The canonical persisted job path is separate from older envelope-style worker tasks that still exist for legacy/split-task deployments.

Job Lifecycle

A queued job is claimed, executed, and then marked succeeded, failed, interrupted, or cancelled.

Important controls:

CLI command	Effect
`worldfork jobs wait <job-id>`	Poll until the job reaches a terminal state or timeout
`worldfork jobs pause <job-id>`	Pause queued work or request interruption for running work
`worldfork jobs interrupt <job-id>`	Interrupt queued/paused work or request interruption for running work
`worldfork jobs resume <job-id>`	Move paused/interrupted work back to queued
`worldfork jobs requeue <job-id>`	Retry failed/interrupted retryable work and increment attempt
`worldfork jobs run <job-id>`	Execute a job inline through the API

Running jobs use leases and heartbeats. Stale running jobs can be reclaimed after the lease window. Tick execution also has stale-execution reclamation, which marks stale runtime rows failed and marks stale running LLM calls failed.

Resume And Interrupt Semantics

A tick can be interrupted after the actor barrier and before downstream phases, tool calls, and tick summary. If interruption happens, unfinished nodes and checkpoints are marked interrupted, and the tick remains resumable.

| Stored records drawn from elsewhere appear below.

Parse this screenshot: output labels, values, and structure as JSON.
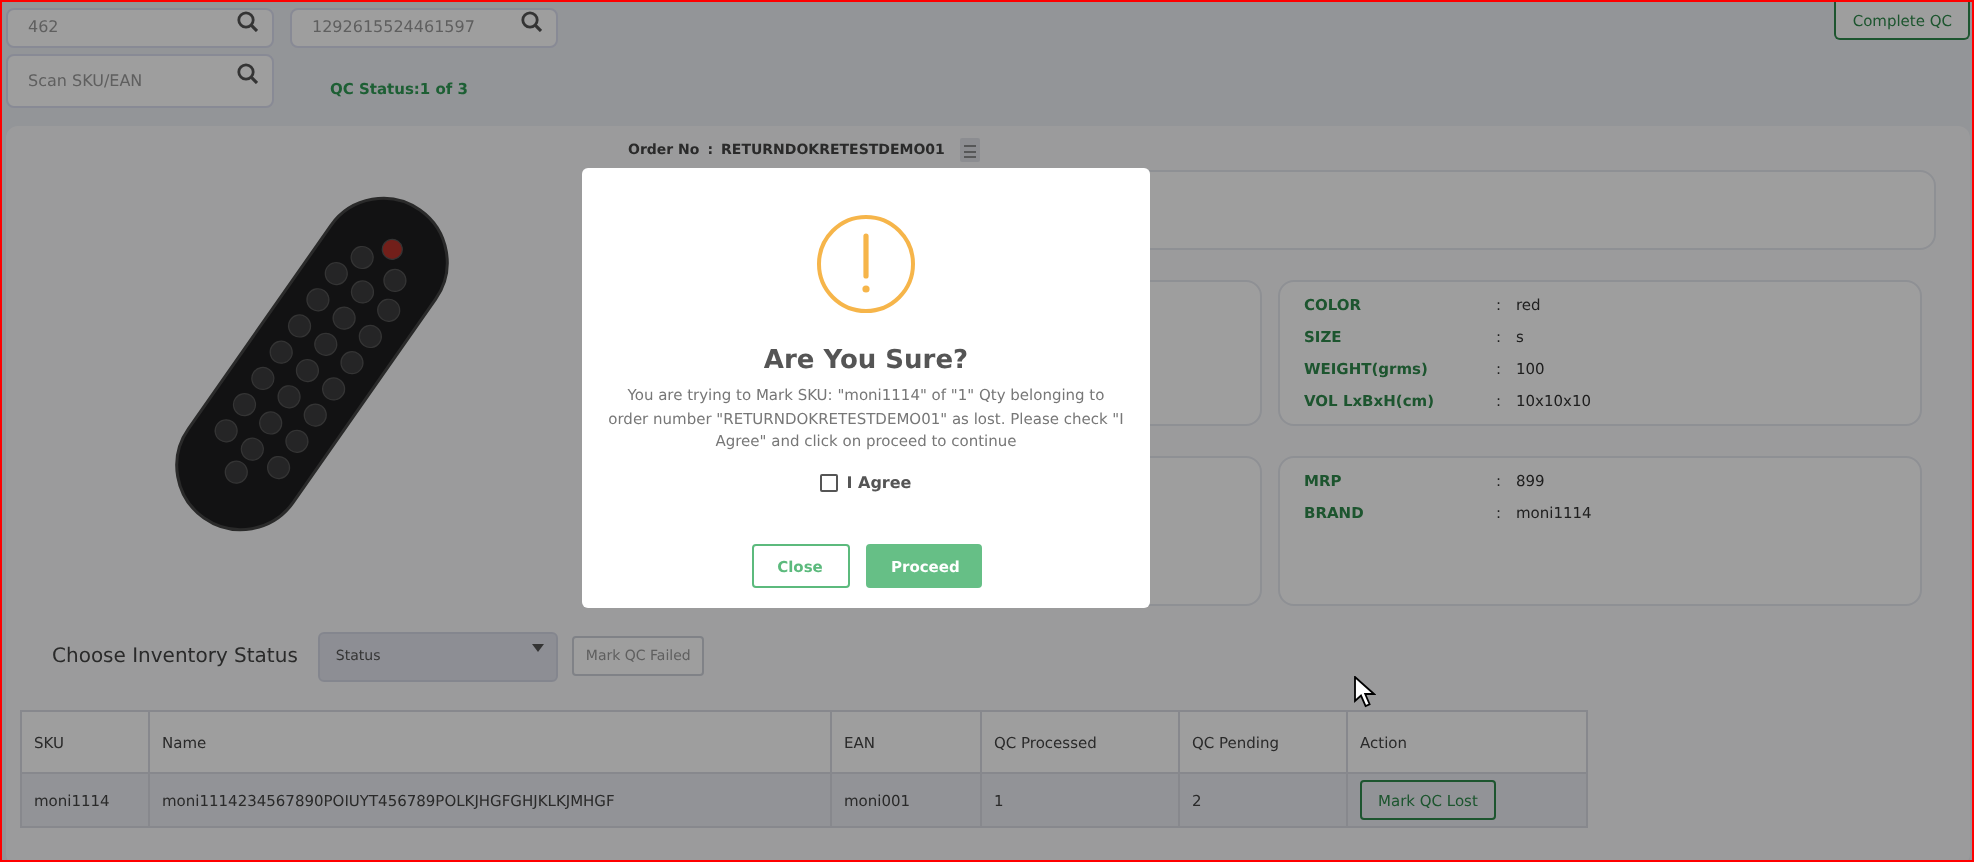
{
  "top_fields": [
    {
      "placeholder": "462"
    },
    {
      "placeholder": "1292615524461597"
    }
  ],
  "complete_qc_button": "Complete QC",
  "scan_field": {
    "placeholder": "Scan SKU/EAN"
  },
  "qc_status": "QC Status:1 of 3",
  "order": {
    "label": "Order No",
    "separator": ":",
    "value": "RETURNDOKRETESTDEMO01"
  },
  "attribute_panels": [
    {
      "rows": [
        {
          "label": "COLOR",
          "separator": ":",
          "value": "red"
        },
        {
          "label": "SIZE",
          "separator": ":",
          "value": "s"
        },
        {
          "label": "WEIGHT(grms)",
          "separator": ":",
          "value": "100"
        },
        {
          "label": "VOL LxBxH(cm)",
          "separator": ":",
          "value": "10x10x10"
        }
      ]
    },
    {
      "rows": [
        {
          "label": "MRP",
          "separator": ":",
          "value": "899"
        },
        {
          "label": "BRAND",
          "separator": ":",
          "value": "moni1114"
        }
      ]
    }
  ],
  "inventory_status": {
    "label": "Choose Inventory Status",
    "select_placeholder": "Status",
    "button": "Mark QC Failed"
  },
  "table": {
    "columns": [
      "SKU",
      "Name",
      "EAN",
      "QC Processed",
      "QC Pending",
      "Action"
    ],
    "rows": [
      {
        "cells": [
          "moni1114",
          "moni1114234567890POIUYT456789POLKJHGFGHJKLKJMHGF",
          "moni001",
          "1",
          "2"
        ],
        "action": "Mark QC Lost"
      }
    ]
  },
  "modal": {
    "title": "Are You Sure?",
    "message": "You are trying to Mark SKU: \"moni1114\" of \"1\" Qty belonging to order number \"RETURNDOKRETESTDEMO01\" as lost. Please check \"I Agree\" and click on proceed to continue",
    "checkbox": {
      "label": "I Agree",
      "checked": false
    },
    "buttons": [
      {
        "label": "Close",
        "kind": "outline"
      },
      {
        "label": "Proceed",
        "kind": "primary"
      }
    ]
  }
}
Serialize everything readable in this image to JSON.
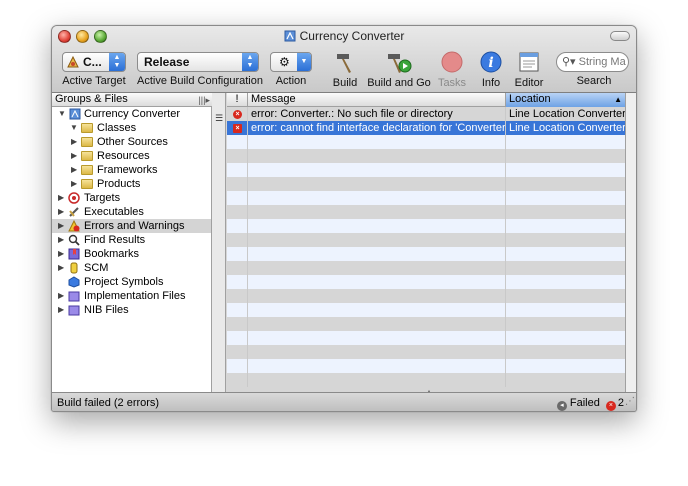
{
  "window": {
    "title": "Currency Converter"
  },
  "toolbar": {
    "active_target": {
      "value": "C...",
      "label": "Active Target"
    },
    "build_config": {
      "value": "Release",
      "label": "Active Build Configuration"
    },
    "action": {
      "label": "Action"
    },
    "build": {
      "label": "Build"
    },
    "build_and_go": {
      "label": "Build and Go"
    },
    "tasks": {
      "label": "Tasks"
    },
    "info": {
      "label": "Info"
    },
    "editor": {
      "label": "Editor"
    },
    "search": {
      "placeholder": "String Ma",
      "label": "Search"
    }
  },
  "sidebar": {
    "header": "Groups & Files",
    "items": [
      {
        "label": "Currency Converter",
        "icon": "project-icon",
        "expanded": true,
        "level": 0
      },
      {
        "label": "Classes",
        "icon": "folder-icon",
        "expanded": true,
        "level": 1
      },
      {
        "label": "Other Sources",
        "icon": "folder-icon",
        "expanded": false,
        "level": 1
      },
      {
        "label": "Resources",
        "icon": "folder-icon",
        "expanded": false,
        "level": 1
      },
      {
        "label": "Frameworks",
        "icon": "folder-icon",
        "expanded": false,
        "level": 1
      },
      {
        "label": "Products",
        "icon": "folder-icon",
        "expanded": false,
        "level": 1
      },
      {
        "label": "Targets",
        "icon": "target-icon",
        "expanded": false,
        "level": 0
      },
      {
        "label": "Executables",
        "icon": "executable-icon",
        "expanded": false,
        "level": 0
      },
      {
        "label": "Errors and Warnings",
        "icon": "warning-icon",
        "expanded": false,
        "level": 0,
        "selected": true
      },
      {
        "label": "Find Results",
        "icon": "magnifier-icon",
        "expanded": false,
        "level": 0
      },
      {
        "label": "Bookmarks",
        "icon": "bookmark-icon",
        "expanded": false,
        "level": 0
      },
      {
        "label": "SCM",
        "icon": "scm-icon",
        "expanded": false,
        "level": 0
      },
      {
        "label": "Project Symbols",
        "icon": "symbols-icon",
        "expanded": null,
        "level": 0
      },
      {
        "label": "Implementation Files",
        "icon": "smart-group-icon",
        "expanded": false,
        "level": 0
      },
      {
        "label": "NIB Files",
        "icon": "smart-group-icon",
        "expanded": false,
        "level": 0
      }
    ]
  },
  "table": {
    "columns": {
      "warning": "!",
      "message": "Message",
      "location": "Location"
    },
    "rows": [
      {
        "message": "error: Converter.: No such file or directory",
        "location": "Line Location Converter."
      },
      {
        "message": "error: cannot find interface declaration for 'Converter'",
        "location": "Line Location Converter.",
        "selected": true
      }
    ]
  },
  "status": {
    "message": "Build failed (2 errors)",
    "result": "Failed",
    "error_count": "2"
  },
  "colors": {
    "selection": "#3875d7",
    "error": "#d8281e",
    "stripe": "#edf3fe"
  }
}
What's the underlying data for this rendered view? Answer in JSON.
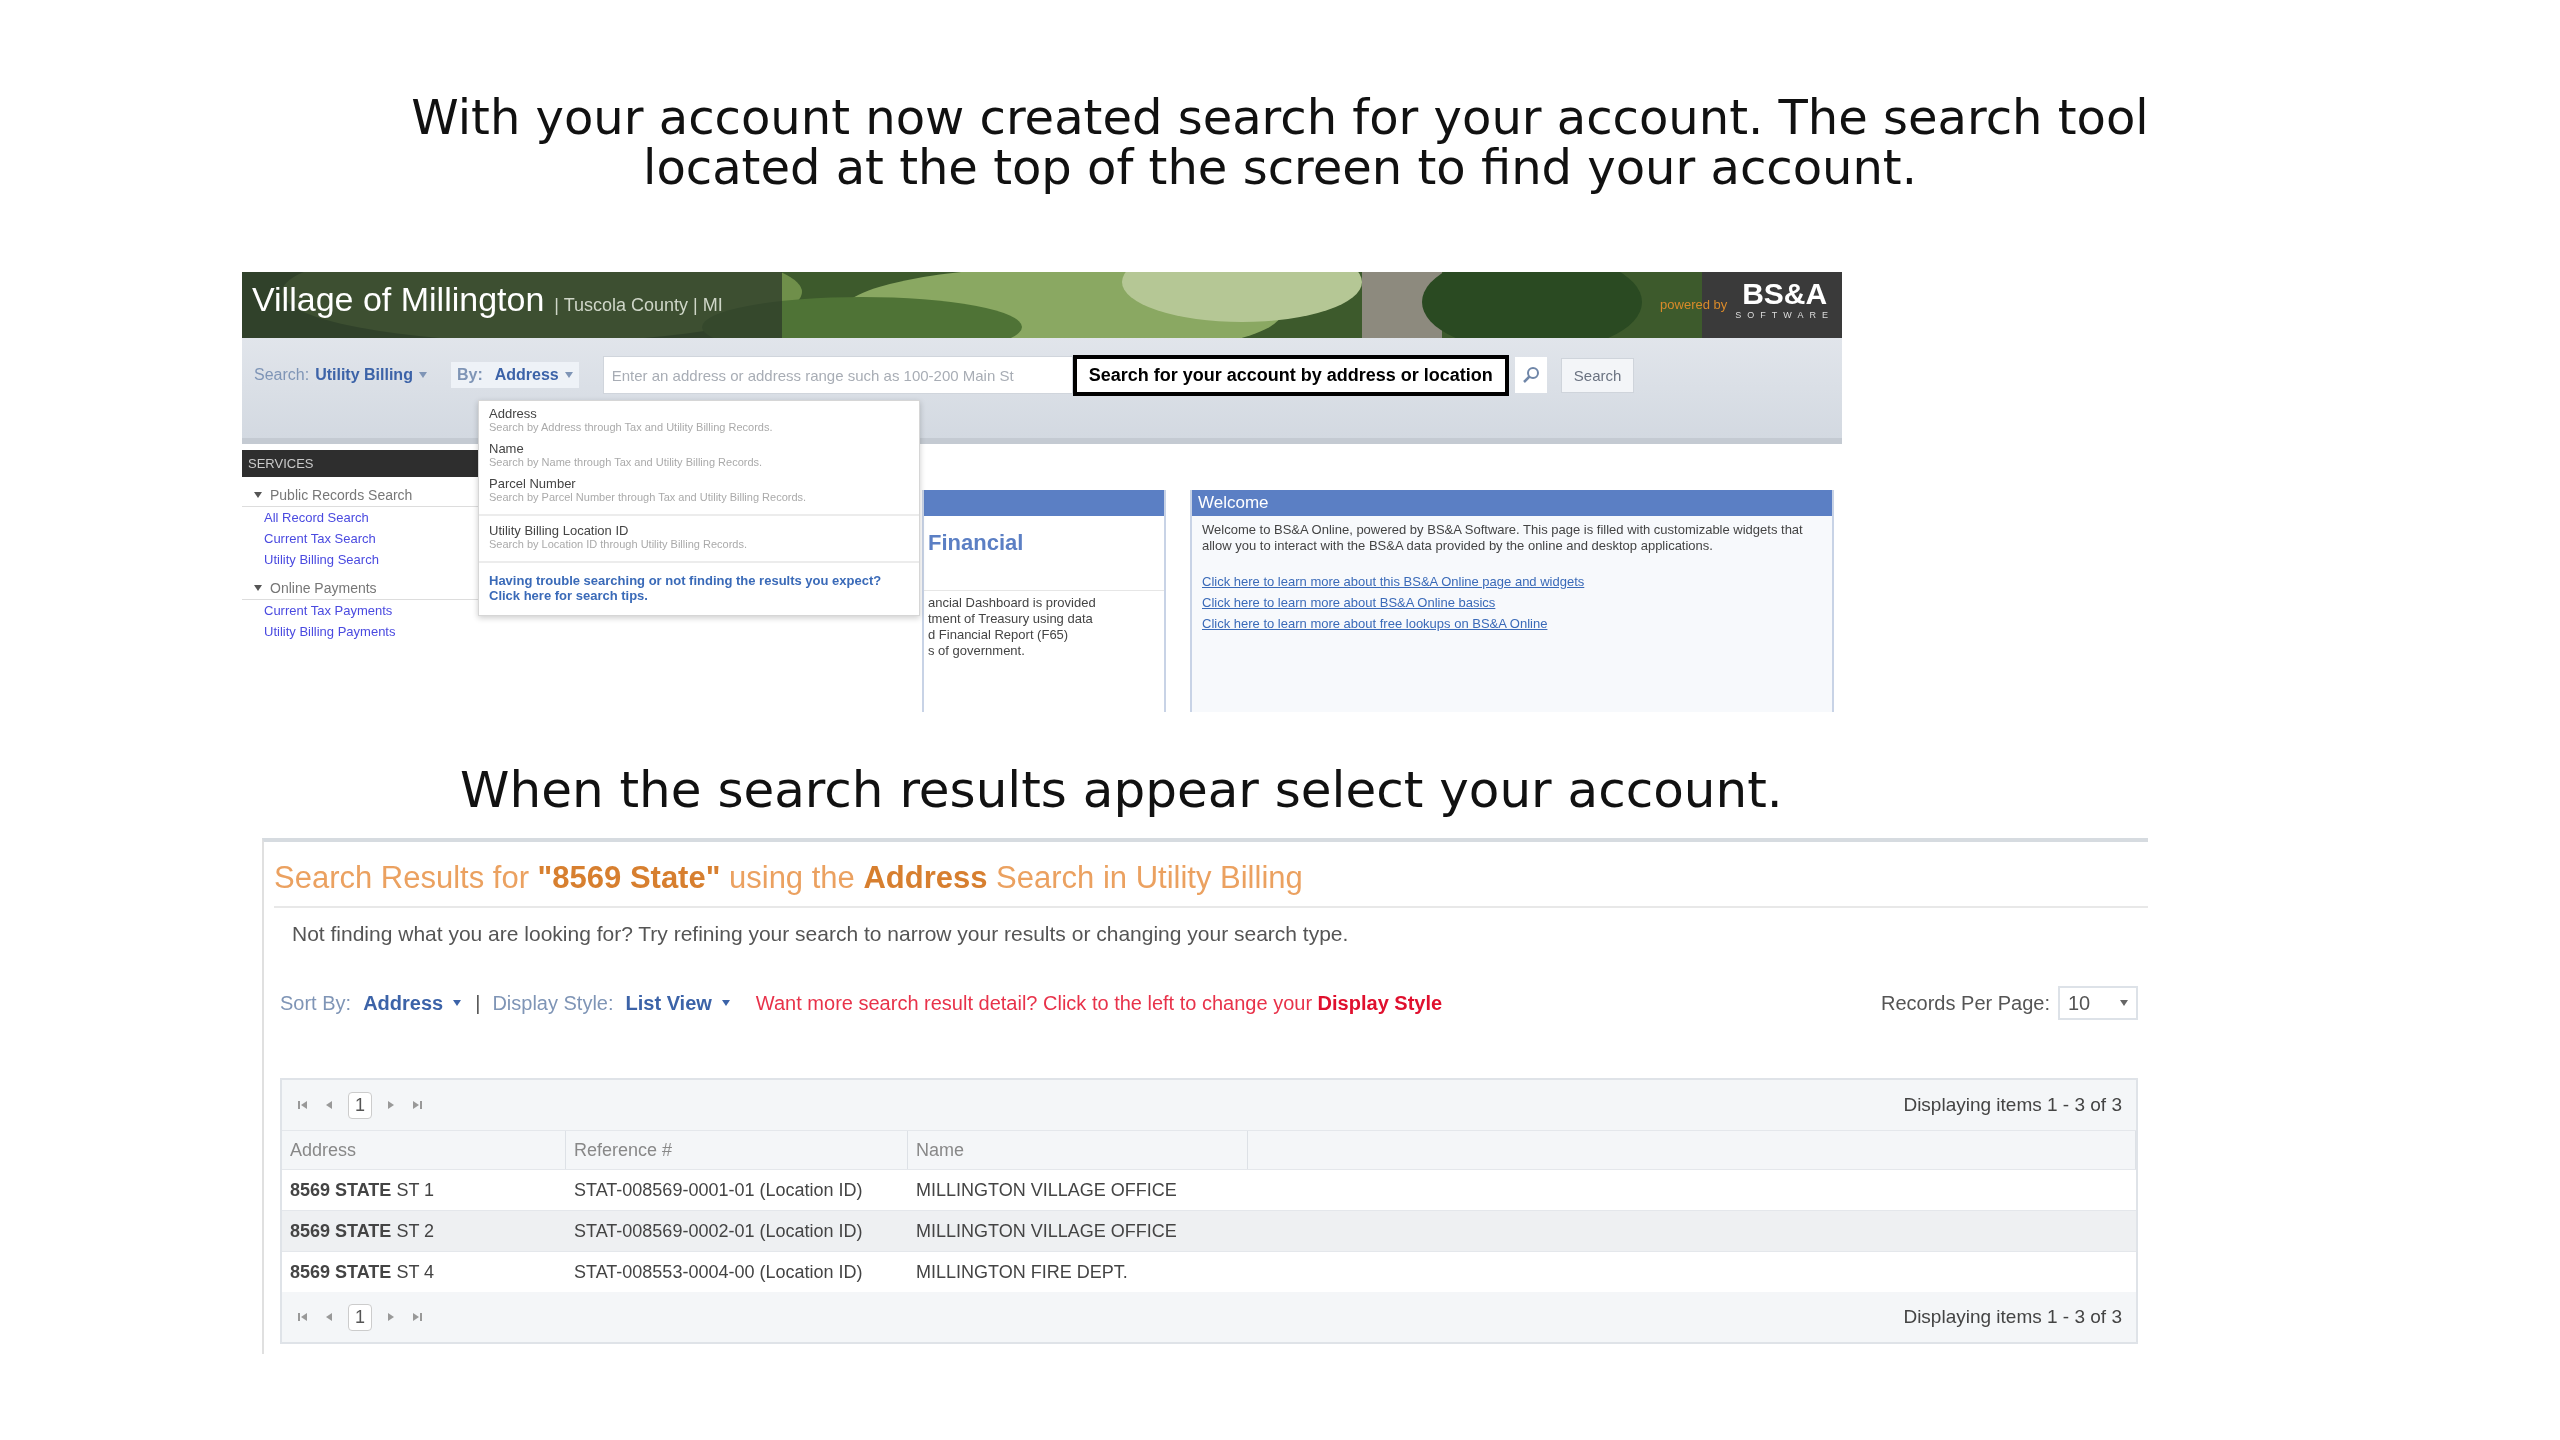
{
  "captions": [
    "With your account now created search for your account. The search tool located at the top of the screen to find your account.",
    "When the search results appear select your account."
  ],
  "portal": {
    "site_title": "Village of Millington",
    "site_subtitle": "| Tuscola County | MI",
    "powered_by": "powered by",
    "logo": "BS&A",
    "logo_sub": "SOFTWARE",
    "search_bar": {
      "search_label": "Search:",
      "search_value": "Utility Billing",
      "by_label": "By:",
      "by_value": "Address",
      "placeholder": "Enter an address or address range such as 100-200 Main St",
      "callout": "Search for your account by address or location",
      "button": "Search"
    },
    "by_menu": {
      "options": [
        {
          "title": "Address",
          "description": "Search by Address through Tax and Utility Billing Records."
        },
        {
          "title": "Name",
          "description": "Search by Name through Tax and Utility Billing Records."
        },
        {
          "title": "Parcel Number",
          "description": "Search by Parcel Number through Tax and Utility Billing Records."
        },
        {
          "title": "Utility Billing Location ID",
          "description": "Search by Location ID through Utility Billing Records."
        }
      ],
      "help_link": "Having trouble searching or not finding the results you expect? Click here for search tips."
    },
    "sidebar": {
      "header": "SERVICES",
      "groups": [
        {
          "label": "Public Records Search",
          "expanded": true,
          "links": [
            "All Record Search",
            "Current Tax Search",
            "Utility Billing Search"
          ]
        },
        {
          "label": "Online Payments",
          "expanded": true,
          "links": [
            "Current Tax Payments",
            "Utility Billing Payments"
          ]
        }
      ]
    },
    "financial_panel": {
      "title": "Financial",
      "lines": [
        "ancial Dashboard is provided",
        "tment of Treasury using data",
        "d Financial Report (F65)",
        "s of government."
      ]
    },
    "welcome_panel": {
      "title": "Welcome",
      "text": "Welcome to BS&A Online, powered by BS&A Software. This page is filled with customizable widgets that allow you to interact with the BS&A data provided by the online and desktop applications.",
      "links": [
        "Click here to learn more about this BS&A Online page and widgets",
        "Click here to learn more about BS&A Online basics",
        "Click here to learn more about free lookups on BS&A Online"
      ]
    }
  },
  "results": {
    "title": "Search Results for **\"8569 State\"** using the **Address** Search in Utility Billing",
    "hint": "Not finding what you are looking for? Try refining your search to narrow your results or changing your search type.",
    "sort_label": "Sort By:",
    "sort_value": "Address",
    "separator": "|",
    "style_label": "Display Style:",
    "style_value": "List View",
    "style_message": "Want more search result detail? Click to the left to change your **Display Style**",
    "per_page_label": "Records Per Page:",
    "per_page_value": "10",
    "pager_top": {
      "page": "1",
      "summary": "Displaying items 1 - 3 of 3"
    },
    "columns": [
      "Address",
      "Reference #",
      "Name"
    ],
    "rows": [
      {
        "address": "**8569 STATE** ST 1",
        "reference": "STAT-008569-0001-01 (Location ID)",
        "name": "MILLINGTON VILLAGE OFFICE"
      },
      {
        "address": "**8569 STATE** ST 2",
        "reference": "STAT-008569-0002-01 (Location ID)",
        "name": "MILLINGTON VILLAGE OFFICE"
      },
      {
        "address": "**8569 STATE** ST 4",
        "reference": "STAT-008553-0004-00 (Location ID)",
        "name": "MILLINGTON FIRE DEPT."
      }
    ],
    "pager_bottom": {
      "page": "1",
      "summary": "Displaying items 1 - 3 of 3"
    }
  }
}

When a tick resumes, completed checkpoints are skipped. The runtime continues at the first unfinished checkpoint. This is why a failed parallel cohort batch can keep successful sibling cohort decisions and only retry the missing or failed checkpoint.

Observability

Use watch for live state:

worldfork watch big-bang <big-bang-id>
worldfork watch multiverse <multiverse-id>

Use timing and cost surfaces for detailed inspection:

worldfork ticks timing <tick-snapshot-id>
worldfork ticks cost <tick-snapshot-id> --include-calls
worldfork runs cost <big-bang-id> --include-calls
worldfork runs estimate <big-bang-id>
worldfork costs estimate

Useful direct API surfaces:

GET /api/ticks/{tick_snapshot_id}/runtime
GET /api/ticks/{tick_snapshot_id}/timing
GET /api/ticks/{tick_snapshot_id}/cost
GET /api/ticks/{tick_snapshot_id}/tool-calls
GET /api/ticks/{tick_snapshot_id}/god-review
GET /api/ticks/{tick_snapshot_id}/events
GET /api/ticks/{tick_snapshot_id}/social
GET /api/ticks/{tick_snapshot_id}/graph-deltas
GET /api/ticks/{tick_snapshot_id}/sociology-signals
GET /api/ticks/{tick_snapshot_id}/emotion-observability
GET /api/agent/runs/{run_id}/cost
POST /api/agent/runs/{run_id}/cost-estimate
GET /api/report-versions/{report_version_id}/cost

Timing payloads include stage durations, checkpoint durations, attempt timings, LLM timing summaries, and cost summaries. LLM calls are audited with provider, model, token usage when available, request artifact IDs, response artifact IDs, and cost data when the provider reports it.